DiCoW’s conditioning architecture opens new research directions for integrating external supervision signals (such as diarization, separation masks, or conversational context) directly into large, pretrained ASR models, reducing the need for end-to-end retraining or complex pipeline coordination. The method generalizes to new speakers and domains with minimal adaptation effort and preserves the underlying model’s capabilities, including multilingual recognition.

Extensions include:

Joint training for diarization, separation, and ASR under shared encoders, as in multi-task frameworks using residual weighted-sum encoding (RWSE) to fuse semantic levels (Shakeel et al., 28 Aug 2025).
Unified encoder-decoder architectures with serialized output training and joint decoding for global conversational context modeling (Kocour et al., 4 Oct 2025).
Integration of deep clustering and transformer-updated attractors for more robust speaker representation (Palzer et al., 5 Jun 2025).
Incorporation of speech activity vectors (SAV) and explicit disentanglement of nuisance noise for improved clustering and segment attribution (Kim et al., 2021).
Multilingual, unsupervised clustering using Whisper embeddings and mix of sparse autoencoders for domain-robust telephone diarization (Lam et al., 2 Jul 2024).
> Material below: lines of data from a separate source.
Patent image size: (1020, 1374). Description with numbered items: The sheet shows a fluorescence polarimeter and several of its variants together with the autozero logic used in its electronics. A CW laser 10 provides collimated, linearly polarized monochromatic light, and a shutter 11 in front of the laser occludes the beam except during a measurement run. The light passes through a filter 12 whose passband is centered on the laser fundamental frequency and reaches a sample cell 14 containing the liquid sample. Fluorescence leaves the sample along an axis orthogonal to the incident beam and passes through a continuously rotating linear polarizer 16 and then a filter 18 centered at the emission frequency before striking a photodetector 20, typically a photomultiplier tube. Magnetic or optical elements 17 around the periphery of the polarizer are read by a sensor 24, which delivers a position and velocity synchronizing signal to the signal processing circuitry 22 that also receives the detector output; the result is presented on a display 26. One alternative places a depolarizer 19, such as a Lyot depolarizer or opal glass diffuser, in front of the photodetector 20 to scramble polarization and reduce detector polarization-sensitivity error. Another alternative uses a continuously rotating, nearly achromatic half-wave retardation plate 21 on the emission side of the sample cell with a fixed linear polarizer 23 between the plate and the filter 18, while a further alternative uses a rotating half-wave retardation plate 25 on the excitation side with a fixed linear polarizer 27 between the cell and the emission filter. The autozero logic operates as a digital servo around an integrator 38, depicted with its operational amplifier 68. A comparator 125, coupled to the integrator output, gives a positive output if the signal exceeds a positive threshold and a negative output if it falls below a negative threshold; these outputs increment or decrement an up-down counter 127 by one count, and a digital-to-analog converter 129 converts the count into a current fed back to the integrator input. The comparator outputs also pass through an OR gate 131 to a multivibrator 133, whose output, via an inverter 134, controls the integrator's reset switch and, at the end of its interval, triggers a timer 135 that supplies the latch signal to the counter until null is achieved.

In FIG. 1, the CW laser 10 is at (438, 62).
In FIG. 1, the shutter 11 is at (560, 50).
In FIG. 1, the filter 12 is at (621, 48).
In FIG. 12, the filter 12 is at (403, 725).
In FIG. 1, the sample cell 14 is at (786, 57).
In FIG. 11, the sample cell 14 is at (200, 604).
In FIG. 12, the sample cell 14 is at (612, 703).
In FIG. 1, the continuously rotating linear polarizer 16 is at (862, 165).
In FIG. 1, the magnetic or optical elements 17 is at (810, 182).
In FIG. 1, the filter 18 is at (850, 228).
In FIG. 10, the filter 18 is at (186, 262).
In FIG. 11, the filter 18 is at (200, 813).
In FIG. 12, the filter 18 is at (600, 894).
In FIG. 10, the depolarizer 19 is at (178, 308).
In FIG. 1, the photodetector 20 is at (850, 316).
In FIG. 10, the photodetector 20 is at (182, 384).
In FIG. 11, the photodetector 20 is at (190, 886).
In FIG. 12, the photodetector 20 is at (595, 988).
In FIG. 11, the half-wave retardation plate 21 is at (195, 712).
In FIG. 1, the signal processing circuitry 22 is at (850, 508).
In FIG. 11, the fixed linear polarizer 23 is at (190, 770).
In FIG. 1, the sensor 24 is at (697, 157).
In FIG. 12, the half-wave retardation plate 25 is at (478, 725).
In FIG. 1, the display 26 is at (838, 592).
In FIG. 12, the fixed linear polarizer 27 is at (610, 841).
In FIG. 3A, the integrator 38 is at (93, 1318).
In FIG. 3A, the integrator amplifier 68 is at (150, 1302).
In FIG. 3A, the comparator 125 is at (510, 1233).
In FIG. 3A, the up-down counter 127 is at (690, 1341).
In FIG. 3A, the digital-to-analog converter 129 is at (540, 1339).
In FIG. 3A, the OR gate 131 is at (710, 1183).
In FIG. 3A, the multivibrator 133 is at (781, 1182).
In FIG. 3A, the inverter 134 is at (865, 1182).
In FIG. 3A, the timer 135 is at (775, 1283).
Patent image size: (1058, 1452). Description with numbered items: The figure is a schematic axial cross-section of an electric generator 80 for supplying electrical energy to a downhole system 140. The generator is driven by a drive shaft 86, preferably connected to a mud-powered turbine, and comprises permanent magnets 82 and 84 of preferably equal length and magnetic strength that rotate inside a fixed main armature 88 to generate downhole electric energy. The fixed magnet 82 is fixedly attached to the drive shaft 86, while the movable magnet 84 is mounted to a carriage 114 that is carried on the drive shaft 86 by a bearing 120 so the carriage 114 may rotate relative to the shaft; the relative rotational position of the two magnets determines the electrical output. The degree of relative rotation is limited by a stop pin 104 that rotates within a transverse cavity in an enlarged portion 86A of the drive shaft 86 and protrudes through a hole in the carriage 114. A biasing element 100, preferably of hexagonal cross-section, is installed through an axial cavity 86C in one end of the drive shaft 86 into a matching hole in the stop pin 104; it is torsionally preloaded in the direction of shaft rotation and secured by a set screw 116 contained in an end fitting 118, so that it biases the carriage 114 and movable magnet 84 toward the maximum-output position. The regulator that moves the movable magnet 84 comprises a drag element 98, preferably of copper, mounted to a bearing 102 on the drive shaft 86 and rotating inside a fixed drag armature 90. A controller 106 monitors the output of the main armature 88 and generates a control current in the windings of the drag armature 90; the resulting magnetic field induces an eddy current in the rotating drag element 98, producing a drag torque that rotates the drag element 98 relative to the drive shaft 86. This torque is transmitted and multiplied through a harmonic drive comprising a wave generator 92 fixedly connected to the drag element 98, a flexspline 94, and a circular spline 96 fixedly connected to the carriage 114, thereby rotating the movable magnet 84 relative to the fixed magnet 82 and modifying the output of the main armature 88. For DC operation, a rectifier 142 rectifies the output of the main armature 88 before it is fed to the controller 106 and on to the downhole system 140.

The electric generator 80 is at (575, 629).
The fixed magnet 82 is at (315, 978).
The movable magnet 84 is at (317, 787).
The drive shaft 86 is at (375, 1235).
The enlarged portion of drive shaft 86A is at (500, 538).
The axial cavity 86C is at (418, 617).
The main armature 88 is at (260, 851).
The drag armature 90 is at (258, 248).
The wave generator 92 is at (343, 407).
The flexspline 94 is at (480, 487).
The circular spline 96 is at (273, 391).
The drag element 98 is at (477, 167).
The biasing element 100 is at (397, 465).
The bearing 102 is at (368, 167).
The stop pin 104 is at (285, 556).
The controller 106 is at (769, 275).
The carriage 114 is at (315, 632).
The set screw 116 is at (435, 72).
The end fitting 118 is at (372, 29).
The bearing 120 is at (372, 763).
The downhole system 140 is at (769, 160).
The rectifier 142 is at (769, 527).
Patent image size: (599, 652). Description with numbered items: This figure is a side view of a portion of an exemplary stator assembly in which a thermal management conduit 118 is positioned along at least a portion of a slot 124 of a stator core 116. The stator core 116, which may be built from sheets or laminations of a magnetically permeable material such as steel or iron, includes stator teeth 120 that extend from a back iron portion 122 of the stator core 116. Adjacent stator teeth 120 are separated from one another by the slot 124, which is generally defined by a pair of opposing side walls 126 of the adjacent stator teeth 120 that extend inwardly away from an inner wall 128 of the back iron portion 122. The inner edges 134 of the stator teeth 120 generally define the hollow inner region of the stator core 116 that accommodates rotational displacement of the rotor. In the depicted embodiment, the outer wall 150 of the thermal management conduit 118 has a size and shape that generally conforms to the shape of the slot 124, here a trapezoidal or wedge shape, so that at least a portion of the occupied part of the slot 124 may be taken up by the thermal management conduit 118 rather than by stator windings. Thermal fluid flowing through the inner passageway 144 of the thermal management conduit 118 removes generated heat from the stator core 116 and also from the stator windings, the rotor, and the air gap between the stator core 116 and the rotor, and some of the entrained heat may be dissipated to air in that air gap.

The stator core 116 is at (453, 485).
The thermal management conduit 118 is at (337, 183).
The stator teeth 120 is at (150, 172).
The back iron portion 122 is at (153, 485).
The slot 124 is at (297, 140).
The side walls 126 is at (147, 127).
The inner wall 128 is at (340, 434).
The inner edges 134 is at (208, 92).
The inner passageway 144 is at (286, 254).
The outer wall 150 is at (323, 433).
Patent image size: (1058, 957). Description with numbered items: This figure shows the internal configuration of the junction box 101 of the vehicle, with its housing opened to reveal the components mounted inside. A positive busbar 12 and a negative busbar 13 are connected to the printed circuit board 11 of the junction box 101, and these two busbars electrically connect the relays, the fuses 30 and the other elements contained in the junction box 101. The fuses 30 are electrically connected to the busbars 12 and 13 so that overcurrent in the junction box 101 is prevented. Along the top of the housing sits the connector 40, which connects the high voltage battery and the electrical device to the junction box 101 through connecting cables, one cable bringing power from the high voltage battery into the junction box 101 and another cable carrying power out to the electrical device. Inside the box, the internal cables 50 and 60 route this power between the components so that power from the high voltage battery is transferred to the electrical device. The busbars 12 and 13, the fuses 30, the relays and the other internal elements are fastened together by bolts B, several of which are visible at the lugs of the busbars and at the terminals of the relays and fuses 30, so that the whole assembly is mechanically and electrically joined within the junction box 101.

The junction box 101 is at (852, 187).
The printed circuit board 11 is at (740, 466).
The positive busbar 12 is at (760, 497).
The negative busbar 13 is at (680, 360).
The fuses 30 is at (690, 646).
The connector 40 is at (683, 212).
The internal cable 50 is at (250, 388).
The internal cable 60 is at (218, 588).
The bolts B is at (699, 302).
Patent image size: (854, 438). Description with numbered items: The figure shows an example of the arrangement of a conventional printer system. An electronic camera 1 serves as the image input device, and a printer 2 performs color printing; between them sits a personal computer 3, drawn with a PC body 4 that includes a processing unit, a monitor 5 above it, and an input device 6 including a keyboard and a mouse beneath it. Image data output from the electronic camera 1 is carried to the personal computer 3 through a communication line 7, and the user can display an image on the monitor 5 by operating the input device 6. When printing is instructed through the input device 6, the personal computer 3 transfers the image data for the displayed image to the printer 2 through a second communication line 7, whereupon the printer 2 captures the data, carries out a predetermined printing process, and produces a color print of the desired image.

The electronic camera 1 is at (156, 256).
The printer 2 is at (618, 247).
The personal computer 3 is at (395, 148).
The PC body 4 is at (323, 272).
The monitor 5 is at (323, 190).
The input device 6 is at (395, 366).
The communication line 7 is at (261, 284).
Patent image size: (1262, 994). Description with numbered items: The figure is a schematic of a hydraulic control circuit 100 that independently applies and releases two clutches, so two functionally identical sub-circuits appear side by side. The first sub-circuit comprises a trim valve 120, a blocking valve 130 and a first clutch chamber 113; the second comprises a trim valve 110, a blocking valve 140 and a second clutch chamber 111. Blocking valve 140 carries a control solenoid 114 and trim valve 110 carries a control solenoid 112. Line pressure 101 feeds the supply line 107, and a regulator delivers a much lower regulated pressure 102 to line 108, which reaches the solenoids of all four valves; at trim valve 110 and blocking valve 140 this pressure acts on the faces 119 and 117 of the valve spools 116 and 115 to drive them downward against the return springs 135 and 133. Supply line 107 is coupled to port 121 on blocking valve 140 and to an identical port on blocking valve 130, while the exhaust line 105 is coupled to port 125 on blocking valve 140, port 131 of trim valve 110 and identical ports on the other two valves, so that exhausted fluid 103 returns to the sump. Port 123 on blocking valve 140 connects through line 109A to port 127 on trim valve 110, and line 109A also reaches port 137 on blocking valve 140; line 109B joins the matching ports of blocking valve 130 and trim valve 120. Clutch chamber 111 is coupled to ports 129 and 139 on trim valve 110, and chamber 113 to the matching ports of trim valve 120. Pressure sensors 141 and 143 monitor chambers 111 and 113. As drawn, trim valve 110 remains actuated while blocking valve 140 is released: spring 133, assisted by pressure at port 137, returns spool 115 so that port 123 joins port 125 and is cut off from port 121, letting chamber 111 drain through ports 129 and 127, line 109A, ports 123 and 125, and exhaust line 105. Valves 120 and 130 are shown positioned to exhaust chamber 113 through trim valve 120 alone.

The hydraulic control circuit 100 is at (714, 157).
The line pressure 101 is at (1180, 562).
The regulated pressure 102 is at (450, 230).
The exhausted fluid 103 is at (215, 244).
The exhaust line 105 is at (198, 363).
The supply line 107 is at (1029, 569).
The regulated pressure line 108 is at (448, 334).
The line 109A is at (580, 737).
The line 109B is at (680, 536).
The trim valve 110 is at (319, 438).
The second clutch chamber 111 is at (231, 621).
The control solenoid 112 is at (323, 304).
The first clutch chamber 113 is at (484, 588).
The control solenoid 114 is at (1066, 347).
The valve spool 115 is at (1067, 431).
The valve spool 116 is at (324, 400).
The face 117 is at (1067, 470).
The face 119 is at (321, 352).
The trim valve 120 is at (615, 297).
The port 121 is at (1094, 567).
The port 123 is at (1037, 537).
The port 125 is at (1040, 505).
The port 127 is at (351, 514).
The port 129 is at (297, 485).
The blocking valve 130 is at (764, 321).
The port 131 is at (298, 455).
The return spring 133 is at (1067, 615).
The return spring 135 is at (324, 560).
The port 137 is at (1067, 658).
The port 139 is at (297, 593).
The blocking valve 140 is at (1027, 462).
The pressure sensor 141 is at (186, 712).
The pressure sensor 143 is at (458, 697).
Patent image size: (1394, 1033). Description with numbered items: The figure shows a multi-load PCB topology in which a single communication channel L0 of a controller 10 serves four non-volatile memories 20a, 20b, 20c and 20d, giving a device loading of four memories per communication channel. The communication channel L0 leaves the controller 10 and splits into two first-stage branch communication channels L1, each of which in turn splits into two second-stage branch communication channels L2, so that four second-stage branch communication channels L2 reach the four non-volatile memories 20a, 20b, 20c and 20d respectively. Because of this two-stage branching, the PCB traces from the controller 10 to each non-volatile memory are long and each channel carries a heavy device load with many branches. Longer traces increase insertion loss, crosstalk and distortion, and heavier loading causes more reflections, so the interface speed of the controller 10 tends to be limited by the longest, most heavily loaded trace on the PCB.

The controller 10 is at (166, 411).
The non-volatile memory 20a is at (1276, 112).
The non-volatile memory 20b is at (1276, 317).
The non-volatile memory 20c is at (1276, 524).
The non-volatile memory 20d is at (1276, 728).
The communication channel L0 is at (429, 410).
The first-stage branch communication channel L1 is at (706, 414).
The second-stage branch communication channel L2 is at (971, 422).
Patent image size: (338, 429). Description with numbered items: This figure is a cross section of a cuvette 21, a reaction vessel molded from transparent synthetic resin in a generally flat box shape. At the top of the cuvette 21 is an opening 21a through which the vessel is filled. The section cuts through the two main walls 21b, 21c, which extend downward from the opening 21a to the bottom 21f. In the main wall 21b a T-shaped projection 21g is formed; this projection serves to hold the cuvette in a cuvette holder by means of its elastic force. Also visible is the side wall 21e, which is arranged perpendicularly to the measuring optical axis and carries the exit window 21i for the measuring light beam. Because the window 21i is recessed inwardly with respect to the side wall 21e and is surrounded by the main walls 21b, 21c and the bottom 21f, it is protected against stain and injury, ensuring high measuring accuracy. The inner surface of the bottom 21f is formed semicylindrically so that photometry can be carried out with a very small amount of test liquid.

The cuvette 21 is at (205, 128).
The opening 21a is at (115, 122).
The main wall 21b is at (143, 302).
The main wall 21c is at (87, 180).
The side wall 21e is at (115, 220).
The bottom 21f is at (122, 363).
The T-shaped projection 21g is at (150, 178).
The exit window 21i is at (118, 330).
These directions suggest the convergence of diarization, separation, and transcription tasks via external supervision and model conditioning, underpinned by the adaptable architecture of DiCoW and its variants.

DiCoW represents a diarization-conditioned extension to Whisper ASR, employing frame-level conditioning transformations and attention biasing informed by external diarization, validated in real-world multi-speaker environments, and generalizable to new speakers and domains. It serves as the foundation for multi-talker, speaker-attributed, and joint ASR pipelines in current speech recognition research.